Beginning Feb. 1, episodes will appear each week on Mondays and Thursdays, both on the Web site (BumptheShow.com) and on YouTube, and spectators are invited to comment. A pilot, which appeared on the eve of the 37th anniversary of Roe v. Wade, already had drawn 147 comments by Friday, ranging from criticism of the acting and the doctor’s make-up to heartfelt accounts of personal experiences with abortion.

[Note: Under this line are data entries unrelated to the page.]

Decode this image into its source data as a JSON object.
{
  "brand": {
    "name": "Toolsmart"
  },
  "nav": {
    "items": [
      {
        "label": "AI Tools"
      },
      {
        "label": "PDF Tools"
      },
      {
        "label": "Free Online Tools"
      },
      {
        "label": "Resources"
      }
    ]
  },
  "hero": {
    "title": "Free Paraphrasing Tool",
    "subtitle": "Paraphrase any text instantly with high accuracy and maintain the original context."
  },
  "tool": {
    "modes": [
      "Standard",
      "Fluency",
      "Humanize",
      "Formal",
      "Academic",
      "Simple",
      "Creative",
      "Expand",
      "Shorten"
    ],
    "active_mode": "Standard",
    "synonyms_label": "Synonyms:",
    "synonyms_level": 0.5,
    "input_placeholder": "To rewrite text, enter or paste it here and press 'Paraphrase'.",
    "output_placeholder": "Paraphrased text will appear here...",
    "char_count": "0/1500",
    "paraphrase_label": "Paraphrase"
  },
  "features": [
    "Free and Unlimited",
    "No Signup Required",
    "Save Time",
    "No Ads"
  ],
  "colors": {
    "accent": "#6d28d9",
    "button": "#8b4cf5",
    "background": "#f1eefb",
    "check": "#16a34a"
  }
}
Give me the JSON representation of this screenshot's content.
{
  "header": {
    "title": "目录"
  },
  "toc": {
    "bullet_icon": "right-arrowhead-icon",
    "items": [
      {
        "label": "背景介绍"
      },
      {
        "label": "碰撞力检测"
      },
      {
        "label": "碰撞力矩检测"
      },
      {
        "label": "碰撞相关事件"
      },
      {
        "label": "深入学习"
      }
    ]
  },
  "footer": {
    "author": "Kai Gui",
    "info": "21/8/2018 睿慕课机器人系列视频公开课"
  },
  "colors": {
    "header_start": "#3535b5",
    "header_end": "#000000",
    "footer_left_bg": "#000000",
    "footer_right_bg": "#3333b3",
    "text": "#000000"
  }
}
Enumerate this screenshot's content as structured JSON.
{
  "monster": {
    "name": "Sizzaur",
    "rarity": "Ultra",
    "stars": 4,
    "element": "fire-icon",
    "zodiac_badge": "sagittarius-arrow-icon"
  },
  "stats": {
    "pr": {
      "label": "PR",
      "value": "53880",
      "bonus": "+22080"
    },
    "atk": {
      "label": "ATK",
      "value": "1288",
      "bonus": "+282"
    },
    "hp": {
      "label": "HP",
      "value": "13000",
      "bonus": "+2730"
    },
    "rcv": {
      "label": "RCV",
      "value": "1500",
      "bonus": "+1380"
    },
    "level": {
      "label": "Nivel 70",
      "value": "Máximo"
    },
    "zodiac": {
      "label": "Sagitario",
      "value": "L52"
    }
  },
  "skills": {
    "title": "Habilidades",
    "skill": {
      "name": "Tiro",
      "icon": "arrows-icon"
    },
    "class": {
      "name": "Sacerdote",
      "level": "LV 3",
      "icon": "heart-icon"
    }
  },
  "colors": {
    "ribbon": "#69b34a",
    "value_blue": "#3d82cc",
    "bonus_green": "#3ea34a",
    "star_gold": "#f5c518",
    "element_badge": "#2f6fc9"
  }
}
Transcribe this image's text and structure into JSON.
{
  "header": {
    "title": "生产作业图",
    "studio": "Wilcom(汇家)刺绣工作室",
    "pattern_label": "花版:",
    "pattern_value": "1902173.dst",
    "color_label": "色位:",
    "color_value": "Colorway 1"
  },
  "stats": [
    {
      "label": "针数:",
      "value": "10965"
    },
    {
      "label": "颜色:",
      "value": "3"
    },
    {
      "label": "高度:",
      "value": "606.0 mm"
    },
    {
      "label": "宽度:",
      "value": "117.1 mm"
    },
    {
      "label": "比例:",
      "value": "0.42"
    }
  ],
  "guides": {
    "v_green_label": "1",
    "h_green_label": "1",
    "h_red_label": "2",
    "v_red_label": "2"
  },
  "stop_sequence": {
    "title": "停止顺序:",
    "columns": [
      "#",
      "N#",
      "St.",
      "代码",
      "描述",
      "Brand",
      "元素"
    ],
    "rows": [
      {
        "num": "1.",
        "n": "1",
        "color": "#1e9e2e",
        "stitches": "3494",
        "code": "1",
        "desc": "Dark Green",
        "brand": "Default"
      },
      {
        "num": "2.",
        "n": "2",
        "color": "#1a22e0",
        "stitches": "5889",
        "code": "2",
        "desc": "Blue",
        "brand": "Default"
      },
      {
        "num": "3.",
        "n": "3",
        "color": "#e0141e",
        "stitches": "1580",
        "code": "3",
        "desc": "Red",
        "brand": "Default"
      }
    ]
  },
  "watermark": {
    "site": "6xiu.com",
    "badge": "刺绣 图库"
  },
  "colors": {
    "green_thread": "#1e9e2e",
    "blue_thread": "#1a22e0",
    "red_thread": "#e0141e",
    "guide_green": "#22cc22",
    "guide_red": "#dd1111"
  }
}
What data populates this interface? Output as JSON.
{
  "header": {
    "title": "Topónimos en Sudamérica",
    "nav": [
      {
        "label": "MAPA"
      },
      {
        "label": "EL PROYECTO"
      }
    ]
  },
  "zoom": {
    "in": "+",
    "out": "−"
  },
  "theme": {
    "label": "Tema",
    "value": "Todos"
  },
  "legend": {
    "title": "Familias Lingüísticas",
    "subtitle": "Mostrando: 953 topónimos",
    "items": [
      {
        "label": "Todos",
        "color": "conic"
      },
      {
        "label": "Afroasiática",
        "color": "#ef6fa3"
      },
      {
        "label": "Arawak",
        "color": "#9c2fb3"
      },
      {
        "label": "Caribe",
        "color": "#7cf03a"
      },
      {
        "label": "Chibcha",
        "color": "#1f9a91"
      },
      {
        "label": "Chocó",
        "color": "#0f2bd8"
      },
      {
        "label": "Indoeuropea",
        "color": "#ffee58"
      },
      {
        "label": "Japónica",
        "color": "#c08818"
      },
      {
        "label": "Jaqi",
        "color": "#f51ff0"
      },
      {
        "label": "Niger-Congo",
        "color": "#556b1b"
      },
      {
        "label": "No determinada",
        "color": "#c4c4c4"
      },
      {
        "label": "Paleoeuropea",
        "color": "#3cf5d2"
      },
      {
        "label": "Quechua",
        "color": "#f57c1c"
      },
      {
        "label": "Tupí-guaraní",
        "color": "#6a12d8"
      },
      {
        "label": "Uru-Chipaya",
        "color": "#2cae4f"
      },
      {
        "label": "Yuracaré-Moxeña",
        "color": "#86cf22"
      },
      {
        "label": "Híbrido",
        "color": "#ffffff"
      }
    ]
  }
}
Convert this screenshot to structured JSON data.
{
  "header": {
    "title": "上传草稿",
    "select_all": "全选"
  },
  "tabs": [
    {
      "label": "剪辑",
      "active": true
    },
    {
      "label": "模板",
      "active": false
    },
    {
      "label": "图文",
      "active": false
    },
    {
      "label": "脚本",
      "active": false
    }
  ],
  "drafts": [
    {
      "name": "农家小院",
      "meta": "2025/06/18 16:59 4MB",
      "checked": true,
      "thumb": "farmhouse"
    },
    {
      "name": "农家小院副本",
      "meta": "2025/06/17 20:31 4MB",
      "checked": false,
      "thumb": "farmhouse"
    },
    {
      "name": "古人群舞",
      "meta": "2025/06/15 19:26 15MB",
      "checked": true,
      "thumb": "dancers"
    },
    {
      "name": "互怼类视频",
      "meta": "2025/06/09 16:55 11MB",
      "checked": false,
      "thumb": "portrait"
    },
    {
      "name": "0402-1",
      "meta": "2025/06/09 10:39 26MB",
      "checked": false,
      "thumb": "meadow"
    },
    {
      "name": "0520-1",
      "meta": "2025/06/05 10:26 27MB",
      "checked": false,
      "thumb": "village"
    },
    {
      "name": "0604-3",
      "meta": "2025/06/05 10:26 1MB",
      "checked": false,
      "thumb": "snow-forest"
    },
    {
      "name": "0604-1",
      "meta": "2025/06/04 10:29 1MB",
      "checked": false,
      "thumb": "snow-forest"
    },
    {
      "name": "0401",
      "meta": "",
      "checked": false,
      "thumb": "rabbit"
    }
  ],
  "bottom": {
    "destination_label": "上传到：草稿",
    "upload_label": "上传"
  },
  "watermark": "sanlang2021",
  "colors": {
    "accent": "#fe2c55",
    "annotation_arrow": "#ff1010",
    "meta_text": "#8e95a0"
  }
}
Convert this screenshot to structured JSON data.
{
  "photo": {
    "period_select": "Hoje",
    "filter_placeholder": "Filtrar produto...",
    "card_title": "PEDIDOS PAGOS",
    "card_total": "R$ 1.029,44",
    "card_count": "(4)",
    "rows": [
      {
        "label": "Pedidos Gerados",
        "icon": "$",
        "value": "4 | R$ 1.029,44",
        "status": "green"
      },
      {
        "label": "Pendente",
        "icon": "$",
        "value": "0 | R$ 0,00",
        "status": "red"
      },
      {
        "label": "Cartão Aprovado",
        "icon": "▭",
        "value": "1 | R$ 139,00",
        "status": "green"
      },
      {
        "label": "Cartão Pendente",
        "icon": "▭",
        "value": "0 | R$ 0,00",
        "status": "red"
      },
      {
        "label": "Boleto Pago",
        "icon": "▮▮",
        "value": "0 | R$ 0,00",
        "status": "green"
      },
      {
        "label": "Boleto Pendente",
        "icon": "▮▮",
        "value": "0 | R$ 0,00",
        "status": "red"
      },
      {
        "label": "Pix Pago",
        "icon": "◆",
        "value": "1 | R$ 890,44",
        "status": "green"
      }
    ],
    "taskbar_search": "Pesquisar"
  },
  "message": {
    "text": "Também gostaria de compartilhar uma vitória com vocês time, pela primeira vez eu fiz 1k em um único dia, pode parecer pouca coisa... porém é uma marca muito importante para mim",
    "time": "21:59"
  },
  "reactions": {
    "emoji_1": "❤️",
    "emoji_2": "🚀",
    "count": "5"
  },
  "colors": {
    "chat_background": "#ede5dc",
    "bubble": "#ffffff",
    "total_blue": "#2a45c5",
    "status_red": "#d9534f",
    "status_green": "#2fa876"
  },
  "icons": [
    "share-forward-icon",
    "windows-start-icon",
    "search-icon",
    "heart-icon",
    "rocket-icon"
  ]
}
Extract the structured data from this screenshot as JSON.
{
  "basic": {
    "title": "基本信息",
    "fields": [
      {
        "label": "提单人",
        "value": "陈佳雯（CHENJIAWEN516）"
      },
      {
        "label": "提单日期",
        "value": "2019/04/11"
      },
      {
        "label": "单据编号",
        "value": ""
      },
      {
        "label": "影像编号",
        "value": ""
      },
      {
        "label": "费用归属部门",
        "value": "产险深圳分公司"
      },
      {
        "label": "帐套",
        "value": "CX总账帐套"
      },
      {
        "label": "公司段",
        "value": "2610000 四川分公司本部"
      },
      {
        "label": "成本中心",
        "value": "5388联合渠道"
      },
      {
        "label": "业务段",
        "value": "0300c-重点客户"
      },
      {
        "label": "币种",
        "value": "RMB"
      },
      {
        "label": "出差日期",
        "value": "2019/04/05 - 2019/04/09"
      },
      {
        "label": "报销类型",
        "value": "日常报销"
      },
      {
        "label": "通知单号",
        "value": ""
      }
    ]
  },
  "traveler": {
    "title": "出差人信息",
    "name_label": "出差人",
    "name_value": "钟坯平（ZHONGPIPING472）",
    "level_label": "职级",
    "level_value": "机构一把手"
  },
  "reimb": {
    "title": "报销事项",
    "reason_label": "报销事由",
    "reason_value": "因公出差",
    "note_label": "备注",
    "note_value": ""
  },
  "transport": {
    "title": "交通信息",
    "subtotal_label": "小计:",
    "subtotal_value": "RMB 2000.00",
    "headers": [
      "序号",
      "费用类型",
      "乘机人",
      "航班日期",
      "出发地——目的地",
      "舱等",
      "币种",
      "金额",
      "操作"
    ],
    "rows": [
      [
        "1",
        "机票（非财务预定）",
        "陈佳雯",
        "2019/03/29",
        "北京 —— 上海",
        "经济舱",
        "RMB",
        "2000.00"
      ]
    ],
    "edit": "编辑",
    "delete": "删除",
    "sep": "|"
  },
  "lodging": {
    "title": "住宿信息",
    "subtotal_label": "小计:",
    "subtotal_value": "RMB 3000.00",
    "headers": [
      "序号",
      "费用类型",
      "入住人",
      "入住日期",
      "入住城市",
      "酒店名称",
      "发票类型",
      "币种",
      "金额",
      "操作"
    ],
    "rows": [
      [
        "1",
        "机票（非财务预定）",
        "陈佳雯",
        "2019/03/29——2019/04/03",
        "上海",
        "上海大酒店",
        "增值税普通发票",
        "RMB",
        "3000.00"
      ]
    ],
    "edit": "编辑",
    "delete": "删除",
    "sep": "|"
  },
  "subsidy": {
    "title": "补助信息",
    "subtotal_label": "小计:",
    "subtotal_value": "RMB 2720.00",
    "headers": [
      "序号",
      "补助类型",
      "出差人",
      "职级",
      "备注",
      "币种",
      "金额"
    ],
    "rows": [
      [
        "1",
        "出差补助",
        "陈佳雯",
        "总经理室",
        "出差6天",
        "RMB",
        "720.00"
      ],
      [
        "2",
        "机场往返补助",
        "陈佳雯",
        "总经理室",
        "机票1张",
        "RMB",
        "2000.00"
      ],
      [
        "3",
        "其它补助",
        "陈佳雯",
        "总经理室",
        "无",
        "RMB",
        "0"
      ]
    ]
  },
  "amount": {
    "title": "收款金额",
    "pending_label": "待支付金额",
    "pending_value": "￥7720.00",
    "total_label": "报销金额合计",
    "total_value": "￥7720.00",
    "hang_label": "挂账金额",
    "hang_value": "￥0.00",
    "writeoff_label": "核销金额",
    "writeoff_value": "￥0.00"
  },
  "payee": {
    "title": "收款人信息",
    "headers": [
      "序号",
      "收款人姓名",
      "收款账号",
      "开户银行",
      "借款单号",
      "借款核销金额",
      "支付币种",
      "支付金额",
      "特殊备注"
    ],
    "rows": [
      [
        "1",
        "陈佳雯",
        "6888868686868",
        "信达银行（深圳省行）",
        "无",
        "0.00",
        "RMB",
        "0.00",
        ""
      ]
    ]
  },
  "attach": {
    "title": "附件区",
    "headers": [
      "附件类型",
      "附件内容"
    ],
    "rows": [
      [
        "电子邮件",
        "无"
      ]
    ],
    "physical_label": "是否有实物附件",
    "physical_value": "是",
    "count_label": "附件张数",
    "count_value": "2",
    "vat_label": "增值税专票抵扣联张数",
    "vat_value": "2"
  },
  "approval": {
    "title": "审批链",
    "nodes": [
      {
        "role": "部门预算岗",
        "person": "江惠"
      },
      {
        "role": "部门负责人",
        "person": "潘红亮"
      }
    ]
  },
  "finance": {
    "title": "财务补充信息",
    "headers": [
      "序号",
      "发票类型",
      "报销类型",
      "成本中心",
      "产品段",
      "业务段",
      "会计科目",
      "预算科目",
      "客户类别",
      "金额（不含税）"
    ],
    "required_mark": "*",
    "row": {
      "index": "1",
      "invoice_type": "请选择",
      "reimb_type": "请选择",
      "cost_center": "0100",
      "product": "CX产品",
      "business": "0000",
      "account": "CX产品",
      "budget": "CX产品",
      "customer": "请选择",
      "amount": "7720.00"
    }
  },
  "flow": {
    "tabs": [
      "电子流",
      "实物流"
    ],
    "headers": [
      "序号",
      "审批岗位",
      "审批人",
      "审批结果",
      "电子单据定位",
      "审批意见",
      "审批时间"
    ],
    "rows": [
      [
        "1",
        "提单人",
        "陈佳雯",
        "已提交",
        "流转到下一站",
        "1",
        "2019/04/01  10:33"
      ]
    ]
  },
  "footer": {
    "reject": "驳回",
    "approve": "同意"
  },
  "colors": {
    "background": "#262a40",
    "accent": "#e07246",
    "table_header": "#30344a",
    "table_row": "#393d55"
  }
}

Although the idea is to humanize the debate, none of the characters is especially sympathetic. Each of the three women ostensibly selected from a "pool" of 300 is pregnant under varying circumstances with which viewers are expected to relate. To be clear, no one is really pregnant. The actors are all young and white, despite the fact that blacks have abortions at five times the rate of whites. The doctor, however, is African American — a man who combines the reassuring manner of Marcus Welby with the ethereal wisdom of Bagger Vance.
So let me know what you think. Does this show do a service to the Pro Life side by bringing the topic of abortion front and center and allowing people to see it’s horror, or does it in the end only mock the unborn child, turning him into a form of cheap entertainment…the butt of a 37 year joke? Should it focus more on what abortion “is” or more one why women choose to have them? Will you watch?
NOTE: THE IS A FAUX REALITY SHOW. THE WOMEN ARE NOT ACTUALLY PREGNANT, THEY DID NOT REALLY GET PERMISSION FROM A DOCTOR TO DOCUMENT UNPLANNED PREGNANCIES.


I think I’m going to be sick.
What on earth have we become.
Ugh. We are a very ill nation rejecting the only thing that can heal us.